Have tried riding switch?


----------



## sabatoa (Jan 18, 2011)

puppies said:


> Hi all,
> I've been riding regular for 2 years now, not spectacular at snowboarding but can link my turns, go down blues just fine. I realized though, that when I surf or skate, my right foot is in front. Is it worth it for me to switch at this point? I do find that even now that I feel more comfortable on my board, I tend to lean back a lot, is this a result of going down with the wrong foot in front?
> 
> Any input is appreciated!


Yes, it's worth it. Even if you are regular, being comfortable switch is useful.


----------



## Mizu Kuma (Apr 13, 2014)

Go and buy a true twin asymmetrical board, set your bindings true duck stance +15/-15, and embrace your ambidextrousness!!!!!


----------



## SnowDragon (Apr 23, 2012)

Mizu Kuma said:


> Go and buy a true twin asymmetrical board, set your bindings true duck stance -15/-15, and embrace your ambidextrousness!!!!!
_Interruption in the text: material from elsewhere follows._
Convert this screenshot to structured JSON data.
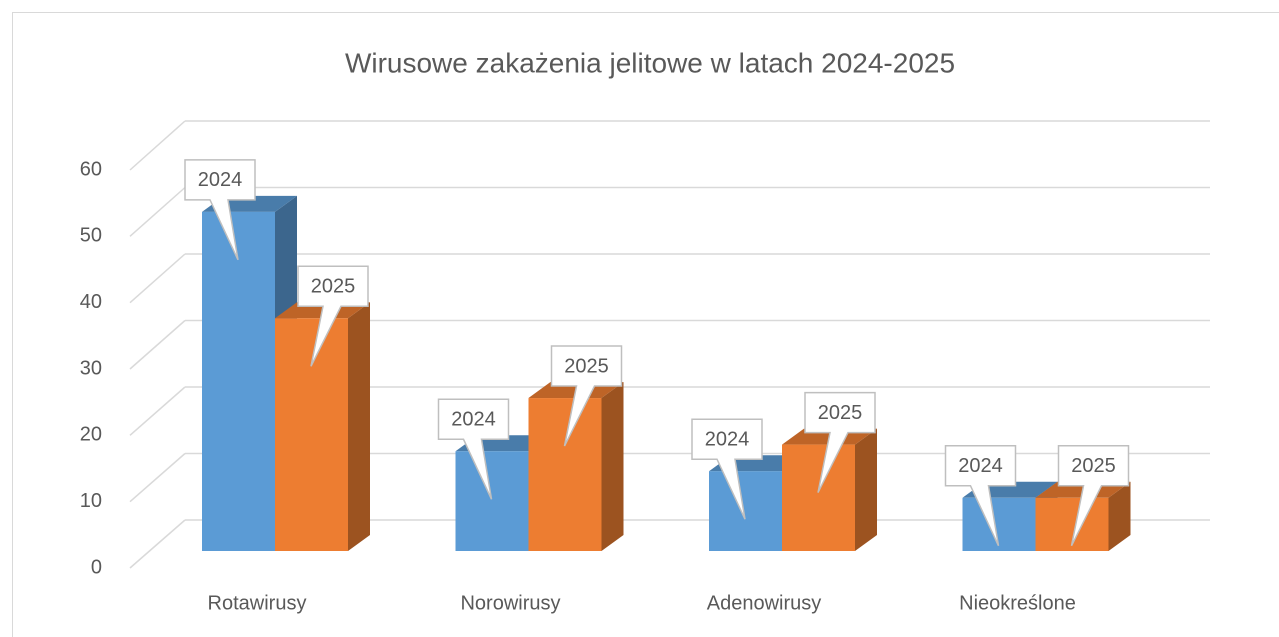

+15/-15 is what you meant though, right?


----------



## Mizu Kuma (Apr 13, 2014)

GreyDragon said:


> +15/-15 is what you meant though, right?
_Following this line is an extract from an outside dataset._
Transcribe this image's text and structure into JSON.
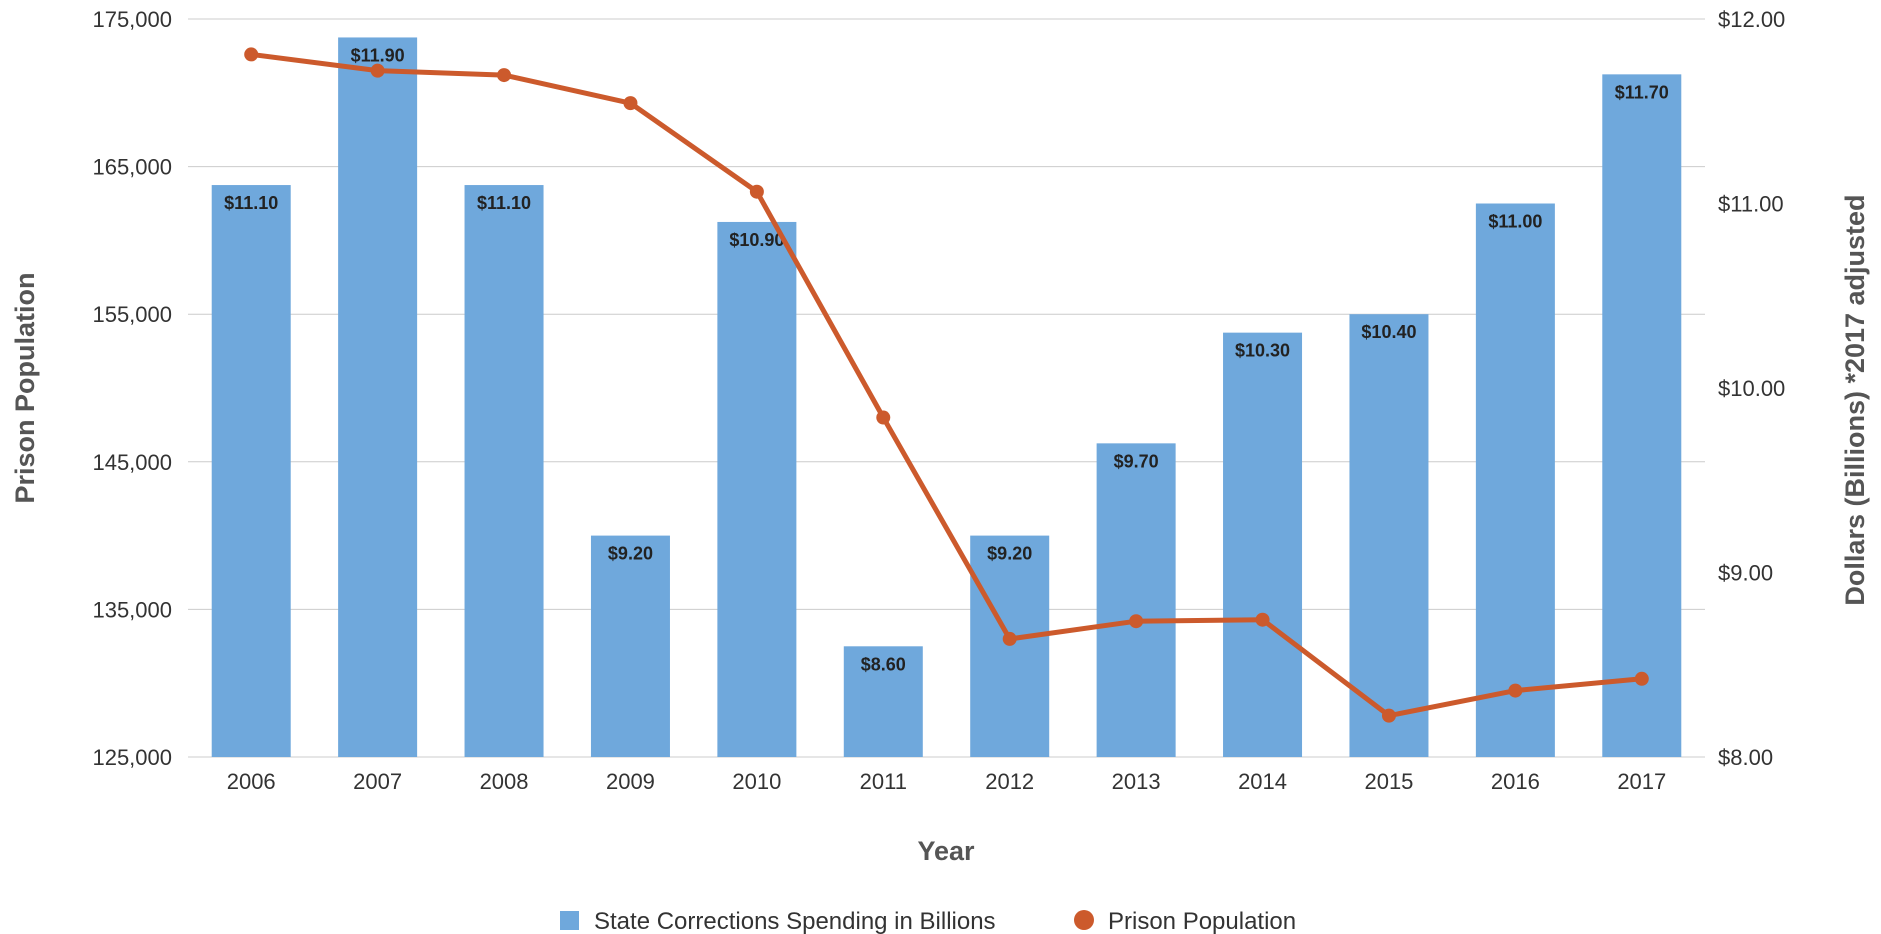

I thought I'd add an element of direction to really test out the stance direction!!!!!

Oops!!!!! :embarrased1:


----------



## jae (Nov 27, 2015)

When I first rented a board they set me up goofy because I prefer my right foot to catch me when using the push test... lol. So I learned goofy with a +20 +10 forward stance (mid 90s that's how they setup bindings). By the end of the day I was riding switch like it was nothing, highly awkward riding down the hill with your feet pointing backwards. It's been almost 2 decades since then. Forgot how to ride switch 

If anything riding goofy for you will be like breathing fresh air for the first time. Just remember to practice riding switch so you don't forget.


----------



## stillz (Jan 5, 2010)

Ride however you like. There is no wrong way to snowboard. You don't need the internet's permission to ride switch, or its help to define which direction is switch for you. I think I picked goofy because I "goofy" sounds more fun than "regular."
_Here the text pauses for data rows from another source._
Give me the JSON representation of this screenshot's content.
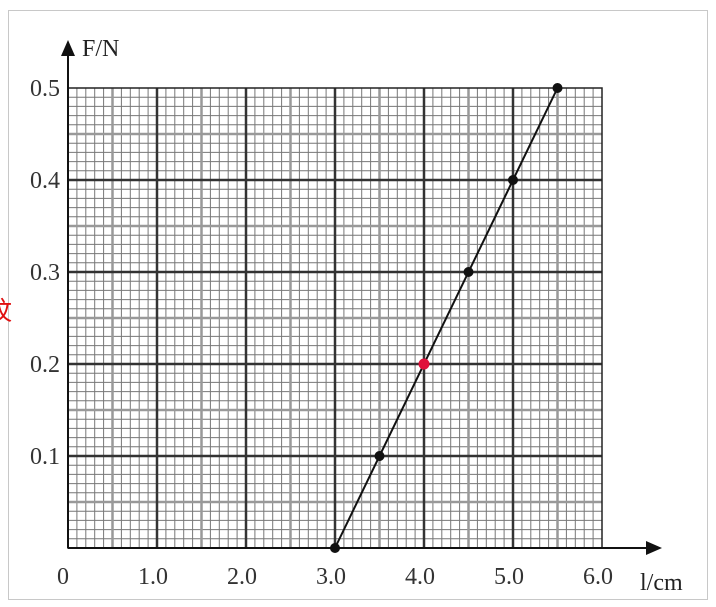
{
  "chart_data": {
    "type": "line",
    "xlabel": "l/cm",
    "ylabel": "F/N",
    "origin_label": "0",
    "xlim": [
      0,
      6.0
    ],
    "ylim": [
      0,
      0.5
    ],
    "x_ticks": [
      "1.0",
      "2.0",
      "3.0",
      "4.0",
      "5.0",
      "6.0"
    ],
    "x_tick_values": [
      1.0,
      2.0,
      3.0,
      4.0,
      5.0,
      6.0
    ],
    "y_ticks": [
      "0.1",
      "0.2",
      "0.3",
      "0.4",
      "0.5"
    ],
    "y_tick_values": [
      0.1,
      0.2,
      0.3,
      0.4,
      0.5
    ],
    "grid": true,
    "series": [
      {
        "points": [
          {
            "x": 3.0,
            "y": 0.0
          },
          {
            "x": 3.5,
            "y": 0.1
          },
          {
            "x": 4.0,
            "y": 0.2
          },
          {
            "x": 4.5,
            "y": 0.3
          },
          {
            "x": 5.0,
            "y": 0.4
          },
          {
            "x": 5.5,
            "y": 0.5
          }
        ],
        "fit_line": {
          "from": [
            3.0,
            0.0
          ],
          "to": [
            5.5,
            0.5
          ]
        },
        "color": "#111111",
        "highlight_index": 2,
        "highlight_color": "#e0103a"
      }
    ]
  },
  "side_mark": "纹"
}
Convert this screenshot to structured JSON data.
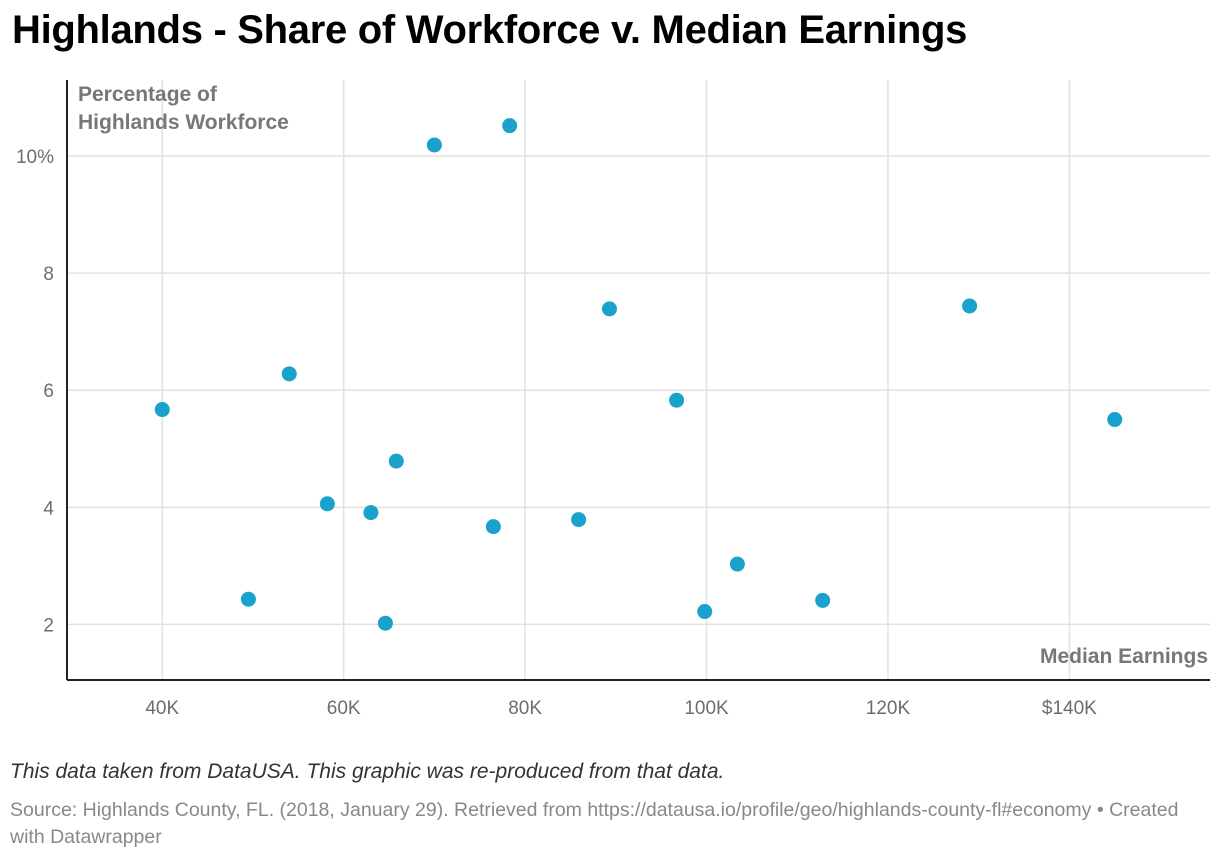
{
  "title": "Highlands - Share of Workforce v. Median Earnings",
  "note": "This data taken from DataUSA. This graphic was re-produced from that data.",
  "source": {
    "prefix": "Source: Highlands County, FL. (2018, January 29). Retrieved from https://datausa.io/profile/geo/highlands-county-fl#economy",
    "separator": " • ",
    "credit": "Created with Datawrapper"
  },
  "colors": {
    "dot": "#1aa1cc",
    "grid": "#e1e1e1",
    "axis": "#222222"
  },
  "chart_data": {
    "type": "scatter",
    "title": "Highlands - Share of Workforce v. Median Earnings",
    "ylabel_lines": [
      "Percentage of",
      "Highlands Workforce"
    ],
    "xlabel": "Median Earnings",
    "xlim": [
      29500,
      155500
    ],
    "ylim": [
      1.05,
      11.3
    ],
    "x_ticks": [
      40000,
      60000,
      80000,
      100000,
      120000,
      140000
    ],
    "x_tick_labels": [
      "40K",
      "60K",
      "80K",
      "100K",
      "120K",
      "$140K"
    ],
    "y_ticks": [
      2,
      4,
      6,
      8,
      10
    ],
    "y_tick_labels": [
      "2",
      "4",
      "6",
      "8",
      "10%"
    ],
    "grid": true,
    "points": [
      {
        "x": 40000,
        "y": 5.67
      },
      {
        "x": 49500,
        "y": 2.43
      },
      {
        "x": 54000,
        "y": 6.28
      },
      {
        "x": 58200,
        "y": 4.06
      },
      {
        "x": 63000,
        "y": 3.91
      },
      {
        "x": 64600,
        "y": 2.02
      },
      {
        "x": 65800,
        "y": 4.79
      },
      {
        "x": 70000,
        "y": 10.19
      },
      {
        "x": 76500,
        "y": 3.67
      },
      {
        "x": 78300,
        "y": 10.52
      },
      {
        "x": 85900,
        "y": 3.79
      },
      {
        "x": 89300,
        "y": 7.39
      },
      {
        "x": 96700,
        "y": 5.83
      },
      {
        "x": 99800,
        "y": 2.22
      },
      {
        "x": 103400,
        "y": 3.03
      },
      {
        "x": 112800,
        "y": 2.41
      },
      {
        "x": 129000,
        "y": 7.44
      },
      {
        "x": 145000,
        "y": 5.5
      }
    ]
  }
}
Leaning back is usually from speed anxiety, but for you it may just be a habit from surfing and skating. In my experience (advanced snowboarder, low-intermediate skater, competent novice surfer), snowboarding rewards pressuring the front foot with increased maneuverability more than surfing or skating does. Just try riding with more weight on the front foot, as well as using the leverage of your boots and bindings to twist the board more, and see if you like what happens.


----------



## Nerozor (Dec 2, 2011)

Funny...
I'm a goofy skateboarder, I kick balls with my left foot. 
However, on snowboard im regular, cause thats how the board came from the dealer when I started snowboarding 14-15 years ago! 
And like you, I to find myself leaning a tad back, but if I ride switch, its fine.
I also find doing rails and spins very awkard riding regular, cause im so used to skating goofy...


----------